Un’attivista protesta davanti all’ambasciata bielorussa a Varsavia, in Polonia, 24 maggio 2021. (Tomasz Gzell, Epa/Ansa)

Nella scala delle violazioni del diritto internazionale l’atto compiuto dal regime bielorusso si colloca tra le più gravi. Il dirottamento di un aereo di linea, costretto sotto la minaccia di un caccia militare ad atterrare per permettere la cattura di due passeggeri, è stato giustamente descritto come un atto di pirateria commesso da uno stato.

L’Europa è stata palesemente sfidata, e ha dovuto rispondere. D’altronde a essere coinvolto è un aereo di una compagnia irlandese, in viaggio tra due capitali dell’Unione europea. Il giornalista bielorusso arrestato, tra l’altro, era fuggito dalla dittatura trovando riparo in Europa.

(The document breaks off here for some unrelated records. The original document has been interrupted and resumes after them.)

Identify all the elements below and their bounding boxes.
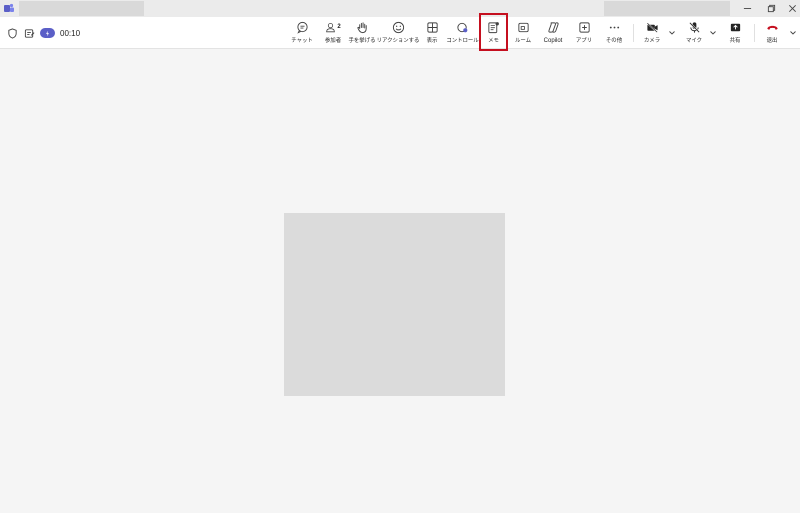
- chat-icon: [296, 20, 309, 34]
- copilot-icon: [547, 20, 560, 34]
- controls-icon: [456, 20, 469, 34]
- close-icon: [788, 5, 796, 12]
- share-button[interactable]: 共有: [725, 20, 745, 47]
- breakout-rooms-icon: [517, 20, 530, 34]
- leave-options-chevron-icon[interactable]: [789, 29, 797, 37]
- camera-button[interactable]: カメラ: [642, 20, 662, 47]
- share-label: 共有: [729, 38, 741, 44]
- window-title-placeholder: [19, 1, 144, 16]
- title-bar: [0, 0, 800, 17]
- camera-options-chevron-icon[interactable]: [668, 29, 676, 37]
- meeting-info: 00:10: [6, 25, 80, 41]
- camera-off-icon: [646, 20, 659, 34]
- search-bar-placeholder[interactable]: [604, 1, 730, 16]
- copilot-button[interactable]: Copilot: [541, 20, 565, 47]
- more-icon: [608, 20, 621, 34]
- more-button[interactable]: その他: [603, 20, 625, 47]
- video-tile: [284, 213, 505, 396]
- people-button[interactable]: 2 参加者: [320, 20, 346, 47]
- share-screen-icon: [729, 20, 742, 34]
- leave-label: 退出: [766, 38, 778, 44]
- copilot-status-icon[interactable]: [40, 28, 55, 38]
- hand-icon: [356, 20, 369, 34]
- emoji-icon: [392, 20, 405, 34]
- shield-icon[interactable]: [6, 27, 18, 39]
- restore-icon: [767, 4, 775, 13]
- add-app-icon: [578, 20, 591, 34]
- chat-button[interactable]: チャット: [288, 20, 316, 47]
- leave-button[interactable]: 退出: [762, 20, 782, 47]
- minimize-button[interactable]: [736, 0, 758, 17]
- controls-button[interactable]: コントロール: [446, 20, 479, 47]
- restore-button[interactable]: [760, 0, 782, 17]
- apps-button[interactable]: アプリ: [574, 20, 594, 47]
- raise-hand-button[interactable]: 手を挙げる: [347, 20, 377, 47]
- apps-label: アプリ: [575, 38, 593, 44]
- react-label: リアクションする: [376, 38, 420, 44]
- copilot-label: Copilot: [543, 38, 563, 44]
- controls-label: コントロール: [446, 38, 479, 44]
- mic-off-icon: [688, 20, 701, 34]
- meeting-timer: 00:10: [60, 28, 81, 38]
- teams-logo-icon: [4, 3, 14, 12]
- view-label: 表示: [426, 38, 438, 44]
- more-label: その他: [605, 38, 623, 44]
- notes-status-icon[interactable]: [23, 27, 35, 39]
- react-button[interactable]: リアクションする: [376, 20, 420, 47]
- view-button[interactable]: 表示: [422, 20, 442, 47]
- notes-highlight-box: [479, 13, 508, 51]
- hang-up-icon: [766, 20, 779, 34]
- camera-label: カメラ: [643, 38, 661, 44]
- meeting-toolbar: 00:10 チャット 2 参加者 手を挙げる リアクションする 表示 コントロー…: [0, 17, 800, 49]
- people-icon: 2: [325, 20, 341, 34]
- chat-label: チャット: [291, 38, 313, 44]
- participant-count: 2: [337, 24, 341, 30]
- grid-view-icon: [426, 20, 439, 34]
- mic-options-chevron-icon[interactable]: [709, 29, 717, 37]
- people-label: 参加者: [324, 38, 342, 44]
- mic-label: マイク: [685, 38, 703, 44]
- mic-button[interactable]: マイク: [684, 20, 704, 47]
- raise-hand-label: 手を挙げる: [348, 38, 376, 44]
- minimize-icon: [743, 8, 751, 9]
- toolbar-divider: [633, 24, 634, 42]
- toolbar-divider: [754, 24, 755, 42]
- close-button[interactable]: [781, 0, 800, 17]
- rooms-button[interactable]: ルーム: [513, 20, 533, 47]
- rooms-label: ルーム: [514, 38, 531, 44]
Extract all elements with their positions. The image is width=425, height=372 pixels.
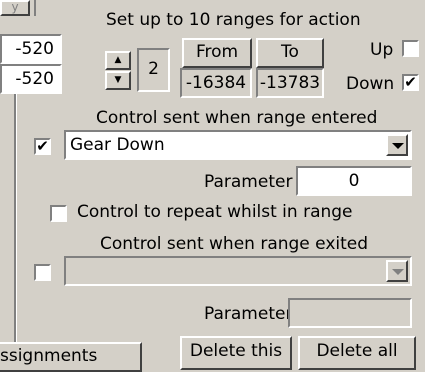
entered-control-dropdown[interactable]: Gear Down (64, 130, 412, 160)
from-header-button[interactable]: From (182, 38, 252, 68)
chevron-down-icon (392, 269, 404, 275)
down-check-mark: ✔ (404, 73, 417, 91)
entered-check-mark: ✔ (36, 137, 49, 155)
range-count-value: 2 (148, 59, 159, 79)
entered-parameter-value: 0 (348, 171, 360, 191)
to-label: To (281, 42, 299, 62)
from-value-field[interactable]: -16384 (180, 68, 252, 98)
range-count-field[interactable]: 2 (137, 48, 170, 92)
delete-this-label: Delete this (189, 341, 283, 361)
entered-control-value: Gear Down (70, 135, 165, 155)
delete-this-button[interactable]: Delete this (180, 336, 292, 370)
ranges-heading: Set up to 10 ranges for action (106, 10, 361, 30)
left-value-field-1[interactable]: -520 (0, 34, 62, 64)
spin-down-icon: ▼ (114, 75, 122, 85)
to-header-button[interactable]: To (256, 38, 324, 68)
left-tab[interactable]: y (0, 0, 30, 16)
entered-dropdown-button[interactable] (386, 134, 408, 156)
exited-dropdown-button[interactable] (386, 260, 408, 282)
left-value-1: -520 (15, 39, 54, 59)
up-label: Up (370, 40, 394, 60)
chevron-down-icon (392, 143, 404, 149)
exited-parameter-field[interactable] (288, 298, 412, 328)
up-checkbox[interactable] (402, 40, 419, 57)
assignments-button-label: ssignments (0, 346, 98, 366)
entered-parameter-field[interactable]: 0 (296, 166, 412, 196)
down-checkbox[interactable]: ✔ (402, 74, 419, 91)
to-value-field[interactable]: -13783 (256, 68, 324, 98)
delete-all-button[interactable]: Delete all (298, 336, 416, 370)
entered-heading: Control sent when range entered (96, 108, 378, 128)
spin-up-icon: ▲ (114, 55, 122, 65)
exited-checkbox[interactable] (34, 264, 51, 281)
exited-parameter-label: Parameter (204, 304, 293, 324)
exited-heading: Control sent when range exited (100, 234, 369, 254)
repeat-checkbox[interactable] (50, 205, 67, 222)
range-spin-down[interactable]: ▼ (105, 71, 131, 90)
left-vertical-divider-hl (16, 94, 17, 344)
left-tab-divider (34, 0, 36, 16)
delete-all-label: Delete all (316, 341, 398, 361)
entered-checkbox[interactable]: ✔ (34, 138, 51, 155)
entered-parameter-label: Parameter (204, 172, 293, 192)
from-label: From (195, 42, 239, 62)
from-value: -16384 (185, 73, 247, 93)
range-spin-up[interactable]: ▲ (105, 51, 131, 70)
left-value-2: -520 (15, 69, 54, 89)
down-label: Down (346, 74, 395, 94)
repeat-label: Control to repeat whilst in range (77, 202, 353, 222)
exited-control-dropdown[interactable] (64, 256, 412, 286)
to-value: -13783 (259, 73, 321, 93)
left-value-field-2[interactable]: -520 (0, 64, 62, 94)
assignments-button[interactable]: ssignments (0, 342, 142, 372)
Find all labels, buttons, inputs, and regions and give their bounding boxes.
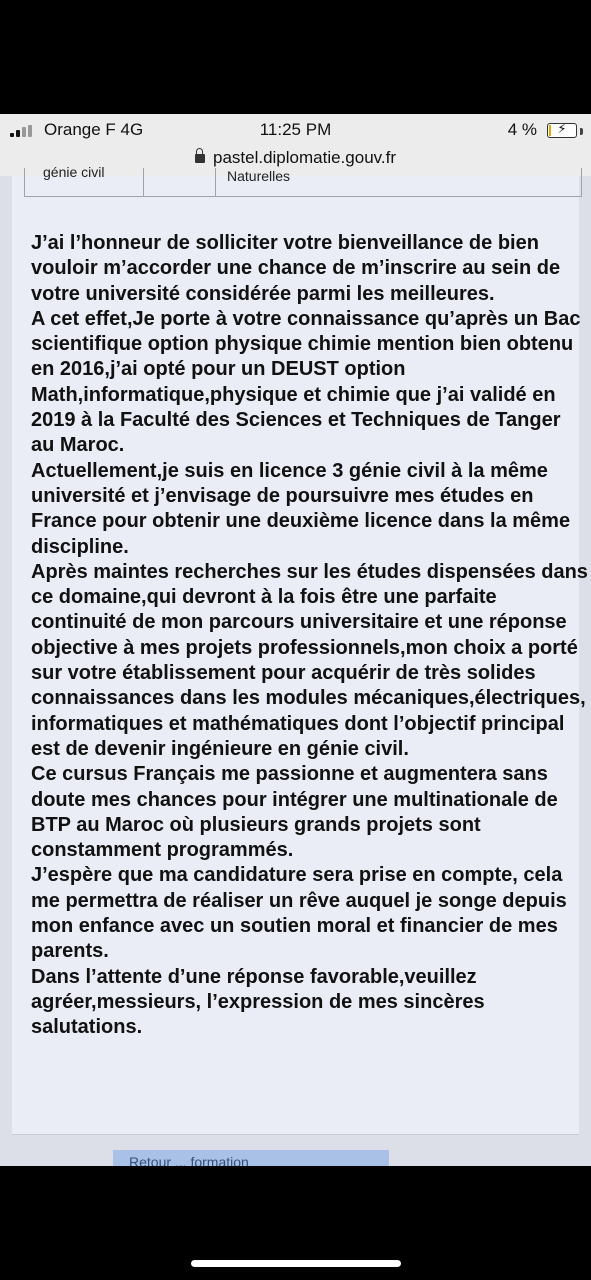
partial-button[interactable]: Retour ... formation (113, 1150, 389, 1166)
letter-paragraph: J’ai l’honneur de solliciter votre bienv… (31, 232, 561, 305)
content-panel: génie civil Naturelles J’ai l’honneur de… (12, 164, 588, 1135)
partial-button-label: Retour ... formation (129, 1154, 249, 1166)
battery-percent: 4 % (507, 120, 537, 139)
letter-paragraph: A cet effet,Je porte à votre connaissanc… (31, 307, 581, 457)
web-page: génie civil Naturelles J’ai l’honneur de… (0, 164, 591, 1166)
battery-tip (580, 128, 583, 135)
url-text: pastel.diplomatie.gouv.fr (212, 148, 396, 167)
table-cell-right: Naturelles (227, 168, 291, 184)
letter-paragraph: Ce cursus Français me passionne et augme… (31, 763, 558, 862)
letter-paragraph: Dans l’attente d’une réponse favorable,v… (31, 965, 485, 1039)
letter-paragraph: Après maintes recherches sur les études … (31, 560, 588, 760)
motivation-letter: J’ai l’honneur de solliciter votre bienv… (31, 231, 589, 1041)
table-cell-left: génie civil (43, 164, 105, 180)
letter-paragraph: Actuellement,je suis en licence 3 génie … (31, 459, 571, 558)
table-fragment: génie civil Naturelles (24, 164, 582, 197)
battery-charging-icon: ⚡ (547, 121, 577, 138)
letter-paragraph: J’espère que ma candidature sera prise e… (31, 864, 567, 963)
lock-icon (194, 148, 205, 163)
status-row: Orange F 4G 11:25 PM 4 % ⚡ (0, 120, 591, 142)
home-indicator[interactable] (191, 1260, 401, 1267)
top-black-area (0, 0, 591, 114)
clock: 11:25 PM (259, 120, 332, 139)
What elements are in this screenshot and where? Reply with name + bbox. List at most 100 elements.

La sera del 24 maggio, a Bruxelles, i leader dell’Unione sono riusciti a creare un fronte unito, dopo essersi rivelati incapaci di concordare una dichiarazione comune sulla guerra di Gaza. L’Europa ha approvato una serie di sanzioni contro la Bielorussia, che per la prima volta superano quelle largamente simboliche e tardive, e ancora in discussione, arrivate dopo la repressione delle manifestazioni contro Lukašenko del 2020.

Un contesto brutale e predatorio
Le sanzioni isoleranno ulteriormente il regime bielorusso, che del resto non poteva restare impunito dopo questo atto di pirateria aerea; sarebbe stato un disastro se non ci fosse stata alcuna risposta.

In realtà la vicenda va oltre l’atto in sé. Nell’arco di 24 ore, infatti, la crisi si è trasformata in un test di credibilità per l’Unione europea e in una prova della sua capacità di farsi rispettare in un contesto ridiventato brutale e predatorio.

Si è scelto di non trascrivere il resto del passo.